Enfin, il est une nature de dettes dont il n’a pas été question jusqu’ici, mais qui n’en doit pas moins être appréciée dans ses résultats aux deux époques que nous mettons en parallèle ; nous voulons parler de la dette viagère. On comprend sous ce titre non-seulement les anciennes rentes sur une ou plusieurs têtes, mais les pensions de toute nature, civiles, militaires, ecclésiastiques, en un mot tous les services viagers qui pèsent sur le trésor. La dette viagère, pas plus que la dette consolidée, n’est exigible en capital ; mais, de même que, pour nous conformer à la méthode adoptée par M. Garnier-Pagès et le suivre de plus près dans ses calculs, nous avons évalué la dette consolidée en capital nominal[1], de même il nous est permis de capitaliser fictivement la dette viagère, en adoptant le taux moyen généralement admis, savoir, 10 pour 100. Or, la dette viagère, dans le dernier budget de la restauration, s’élevait à 64,606,400 ; elle n’est plus aujourd’hui que de 53,971,000 : différence : 10,635,000 francs.

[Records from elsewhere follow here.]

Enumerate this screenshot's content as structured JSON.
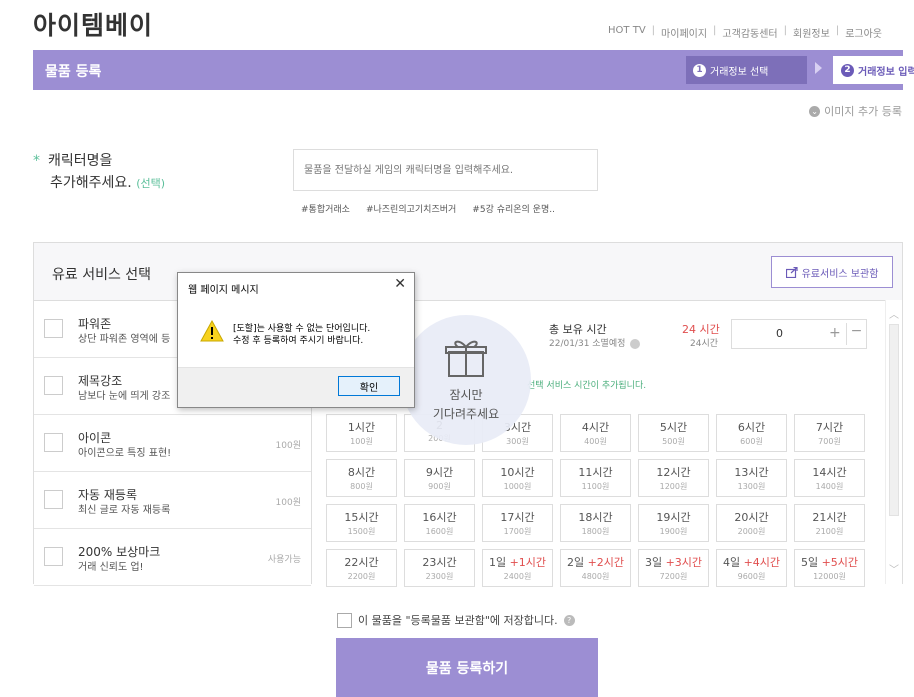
{
  "header": {
    "logo": "아이템베이",
    "nav": [
      "HOT TV",
      "마이페이지",
      "고객감동센터",
      "회원정보",
      "로그아웃"
    ]
  },
  "title_bar": {
    "title": "물품 등록",
    "step1": {
      "num": "1",
      "label": "거래정보 선택"
    },
    "step2": {
      "num": "2",
      "label": "거래정보 입력"
    }
  },
  "image_add": "이미지 추가 등록",
  "character": {
    "label_line1": "캐릭터명을",
    "label_line2": "추가해주세요.",
    "optional": "(선택)",
    "placeholder": "물품을 전달하실 게임의 캐릭터명을 입력해주세요.",
    "tags": [
      "#통합거래소",
      "#나즈린의고기치즈버거",
      "#5강 슈리온의 운명.."
    ]
  },
  "paid": {
    "title": "유료 서비스 선택",
    "storage_button": "유료서비스 보관함",
    "services": [
      {
        "name": "파워존",
        "desc": "상단 파워존 영역에 등",
        "price": ""
      },
      {
        "name": "제목강조",
        "desc": "남보다 눈에 띄게 강조",
        "price": ""
      },
      {
        "name": "아이콘",
        "desc": "아이콘으로 특징 표현!",
        "price": "100원"
      },
      {
        "name": "자동 재등록",
        "desc": "최신 글로 자동 재등록",
        "price": "100원"
      },
      {
        "name": "200% 보상마크",
        "desc": "거래 신뢰도 업!",
        "price": "사용가능"
      }
    ],
    "owned_label": "총 보유 시간",
    "owned_sub": "22/01/31 소멸예정",
    "hours_red": "24 시간",
    "hours_sub": "24시간",
    "qty": "0",
    "plus": "+",
    "minus": "−",
    "notice": "선택 서비스 시간이 추가됩니다.",
    "cells": [
      {
        "h": "1시간",
        "x": "",
        "p": "100원"
      },
      {
        "h": "2",
        "x": "",
        "p": "200원"
      },
      {
        "h": "3시간",
        "x": "",
        "p": "300원"
      },
      {
        "h": "4시간",
        "x": "",
        "p": "400원"
      },
      {
        "h": "5시간",
        "x": "",
        "p": "500원"
      },
      {
        "h": "6시간",
        "x": "",
        "p": "600원"
      },
      {
        "h": "7시간",
        "x": "",
        "p": "700원"
      },
      {
        "h": "8시간",
        "x": "",
        "p": "800원"
      },
      {
        "h": "9시간",
        "x": "",
        "p": "900원"
      },
      {
        "h": "10시간",
        "x": "",
        "p": "1000원"
      },
      {
        "h": "11시간",
        "x": "",
        "p": "1100원"
      },
      {
        "h": "12시간",
        "x": "",
        "p": "1200원"
      },
      {
        "h": "13시간",
        "x": "",
        "p": "1300원"
      },
      {
        "h": "14시간",
        "x": "",
        "p": "1400원"
      },
      {
        "h": "15시간",
        "x": "",
        "p": "1500원"
      },
      {
        "h": "16시간",
        "x": "",
        "p": "1600원"
      },
      {
        "h": "17시간",
        "x": "",
        "p": "1700원"
      },
      {
        "h": "18시간",
        "x": "",
        "p": "1800원"
      },
      {
        "h": "19시간",
        "x": "",
        "p": "1900원"
      },
      {
        "h": "20시간",
        "x": "",
        "p": "2000원"
      },
      {
        "h": "21시간",
        "x": "",
        "p": "2100원"
      },
      {
        "h": "22시간",
        "x": "",
        "p": "2200원"
      },
      {
        "h": "23시간",
        "x": "",
        "p": "2300원"
      },
      {
        "h": "1일 ",
        "x": "+1시간",
        "p": "2400원"
      },
      {
        "h": "2일 ",
        "x": "+2시간",
        "p": "4800원"
      },
      {
        "h": "3일 ",
        "x": "+3시간",
        "p": "7200원"
      },
      {
        "h": "4일 ",
        "x": "+4시간",
        "p": "9600원"
      },
      {
        "h": "5일 ",
        "x": "+5시간",
        "p": "12000원"
      }
    ]
  },
  "loading": {
    "line1": "잠시만",
    "line2": "기다려주세요"
  },
  "save_label": "이 물품을 \"등록물품 보관함\"에 저장합니다.",
  "submit_label": "물품 등록하기",
  "dialog": {
    "title": "웹 페이지 메시지",
    "close": "✕",
    "line1": "[도할]는 사용할 수 없는 단어입니다.",
    "line2": "수정 후 등록하여 주시기 바랍니다.",
    "ok": "확인"
  }
}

En capitalisant cette différence à 10 pour 100, c’est encore une centaine de millions qui viennent à la décharge du dernier gouvernement, et nous sommes d’autant plus fondé à lui en tenir compte, que cette diminution de la dette viagère ne provient pas seulement de l’action du temps, elle est due en

  1. Le capital nominal n’est pas l’expression exacte de la dette consolidée, il en est l’expression exagérée. Vis-à-vis des porteurs de rentes, l’état n’est engagé qu’à servir des intérêts, le capital est une abstraction qui n’entre pas dans le contrat. En fait, le véritable capital de la rente consolidée, c’est le taux moyen du prix des rachats opérés par la caisse d’amortissement dans un temps donné. Ainsi, par exemple, les 175,000,000 fr. de rentes aujourd’hui inscrites ont pour capital nominal 3,900,000,000 fr. Supposez que l’amortissement parvienne à racheter la totalité de ces rentes, en opérant dans les mêmes conditions qui ont présidé depuis trente ans à ses rachats, les 175 millions seront rachetés pour une somme inférieure à 3 milliards. L’état bénéficierait d’un milliard. La manière d’évaluer les rentes adoptée par M. Garnier-Pagès est donc, nous le répétons, l’expression exagérée de ce genre de dette.